The U.S. Food and Drug Administration is warning health care professionals and patients that reports of confusion between the antidepressant Brintellix and anti-blood clotting medication Brilinta have resulted in the wrong medication being prescribed or dispensed. We have determined that the main reason for the confusion between these two medications is the similarity of their brand (proprietary) names. None of the reports indicates that a patient ingested the wrong medication; however, reports of prescribing and dispensing errors continue. As a result, we are alerting the public about this safety issue.
Health care professionals can reduce the risk of name confusion by including the generic (established) name of the medication, in addition to the brand name, and the indication for use when prescribing these medications. Patients should check their prescriptions to ensure that the correct medication was dispensed.

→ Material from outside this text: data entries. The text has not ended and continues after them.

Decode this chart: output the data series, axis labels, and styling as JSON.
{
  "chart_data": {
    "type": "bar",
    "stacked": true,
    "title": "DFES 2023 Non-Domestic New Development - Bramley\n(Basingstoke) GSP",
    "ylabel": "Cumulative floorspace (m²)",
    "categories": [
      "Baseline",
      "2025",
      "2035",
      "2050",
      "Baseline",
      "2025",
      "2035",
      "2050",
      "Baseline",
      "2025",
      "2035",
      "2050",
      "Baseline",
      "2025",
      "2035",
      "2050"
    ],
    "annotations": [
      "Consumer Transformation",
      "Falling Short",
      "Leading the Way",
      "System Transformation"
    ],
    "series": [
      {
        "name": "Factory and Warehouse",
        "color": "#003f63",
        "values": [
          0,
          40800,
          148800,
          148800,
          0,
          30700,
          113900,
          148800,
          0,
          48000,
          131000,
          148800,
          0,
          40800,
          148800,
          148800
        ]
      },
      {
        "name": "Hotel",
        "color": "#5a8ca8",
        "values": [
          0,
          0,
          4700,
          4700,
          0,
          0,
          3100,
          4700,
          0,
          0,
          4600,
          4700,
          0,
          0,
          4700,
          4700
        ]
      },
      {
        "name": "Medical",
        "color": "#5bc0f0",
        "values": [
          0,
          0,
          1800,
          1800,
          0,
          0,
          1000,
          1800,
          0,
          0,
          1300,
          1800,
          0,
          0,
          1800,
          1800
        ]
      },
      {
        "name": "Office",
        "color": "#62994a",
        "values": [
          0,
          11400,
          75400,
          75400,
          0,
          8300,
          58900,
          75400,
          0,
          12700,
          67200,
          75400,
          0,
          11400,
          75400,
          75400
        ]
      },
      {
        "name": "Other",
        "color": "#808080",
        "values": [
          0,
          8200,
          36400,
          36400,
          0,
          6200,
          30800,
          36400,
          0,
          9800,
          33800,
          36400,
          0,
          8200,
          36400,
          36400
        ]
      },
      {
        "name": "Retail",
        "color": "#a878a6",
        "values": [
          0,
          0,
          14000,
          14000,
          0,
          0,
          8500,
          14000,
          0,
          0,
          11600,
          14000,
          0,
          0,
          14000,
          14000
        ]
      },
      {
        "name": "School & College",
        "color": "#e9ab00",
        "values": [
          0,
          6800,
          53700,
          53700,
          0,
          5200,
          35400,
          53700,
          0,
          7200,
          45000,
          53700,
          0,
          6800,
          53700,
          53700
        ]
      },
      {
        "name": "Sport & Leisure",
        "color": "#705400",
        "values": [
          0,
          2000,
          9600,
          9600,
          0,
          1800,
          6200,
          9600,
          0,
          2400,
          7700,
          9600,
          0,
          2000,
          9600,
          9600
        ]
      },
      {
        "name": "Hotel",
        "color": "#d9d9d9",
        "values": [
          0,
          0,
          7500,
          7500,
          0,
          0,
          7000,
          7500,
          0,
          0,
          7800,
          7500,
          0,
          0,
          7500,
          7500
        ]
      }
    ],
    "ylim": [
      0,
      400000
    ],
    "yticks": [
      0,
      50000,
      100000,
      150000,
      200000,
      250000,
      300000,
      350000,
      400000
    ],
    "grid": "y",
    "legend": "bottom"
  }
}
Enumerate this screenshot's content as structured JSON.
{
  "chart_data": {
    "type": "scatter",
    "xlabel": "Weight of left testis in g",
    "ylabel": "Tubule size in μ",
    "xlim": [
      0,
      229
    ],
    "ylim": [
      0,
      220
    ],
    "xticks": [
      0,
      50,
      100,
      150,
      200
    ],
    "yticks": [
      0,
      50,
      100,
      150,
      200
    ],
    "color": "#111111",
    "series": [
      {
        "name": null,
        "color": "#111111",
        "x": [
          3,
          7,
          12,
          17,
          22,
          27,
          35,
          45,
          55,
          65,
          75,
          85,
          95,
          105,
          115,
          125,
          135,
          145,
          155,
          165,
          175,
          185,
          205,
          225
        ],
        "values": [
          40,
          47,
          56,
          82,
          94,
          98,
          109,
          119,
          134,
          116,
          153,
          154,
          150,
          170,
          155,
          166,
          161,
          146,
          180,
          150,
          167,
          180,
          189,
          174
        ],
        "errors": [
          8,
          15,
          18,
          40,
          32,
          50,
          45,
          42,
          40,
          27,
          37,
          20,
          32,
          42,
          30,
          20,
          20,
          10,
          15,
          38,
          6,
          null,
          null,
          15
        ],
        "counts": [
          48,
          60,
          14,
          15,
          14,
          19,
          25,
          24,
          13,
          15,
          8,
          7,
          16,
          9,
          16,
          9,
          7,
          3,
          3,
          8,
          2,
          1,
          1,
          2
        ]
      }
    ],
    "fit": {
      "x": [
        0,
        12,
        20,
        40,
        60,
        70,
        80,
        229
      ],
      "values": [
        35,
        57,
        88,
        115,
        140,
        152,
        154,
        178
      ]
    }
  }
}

Brintellix (vortioxetine) is used to treat a certain type of depression called major depressive disorder (MDD) in adults. It is in a class of antidepressants called selective serotonin reuptake inhibitors (SSRIs) that work by affecting chemicals in the brain that may become unbalanced. Brintellix is a tear-shaped tablet stamped with "TL" on one side of the tablet and a number that indicates the tablet strength on the other side. It varies in color depending upon the strength prescribed.
Brilinta (ticagrelor) is an antiplatelet, anti-blood clotting medication used to lower the risk of having another heart attack, or dying from a heart problem after a heart attack or severe chest pain. It works by keeping the platelets in the blood from sticking together, thereby preventing blood clots that can occur with certain heart conditions. Brilinta is a round, yellow tablet with a "90" above a "T" stamped on one side.
As of June 2015, FDA has received 50 reports of medication error cases describing brand name confusion with Brintellix and Brilinta. Most of the cases reported concerns that similarities in the sound, look, or both sound and look of the two brand names could cause confusion for prescribers and pharmacists. Some cases resulted in the wrong medication being dispensed to a patient. In one case, a pharmacist misinterpreted Brintellix as Brilinta and did not dispense any medication because the patient had a contraindication to blood thinners.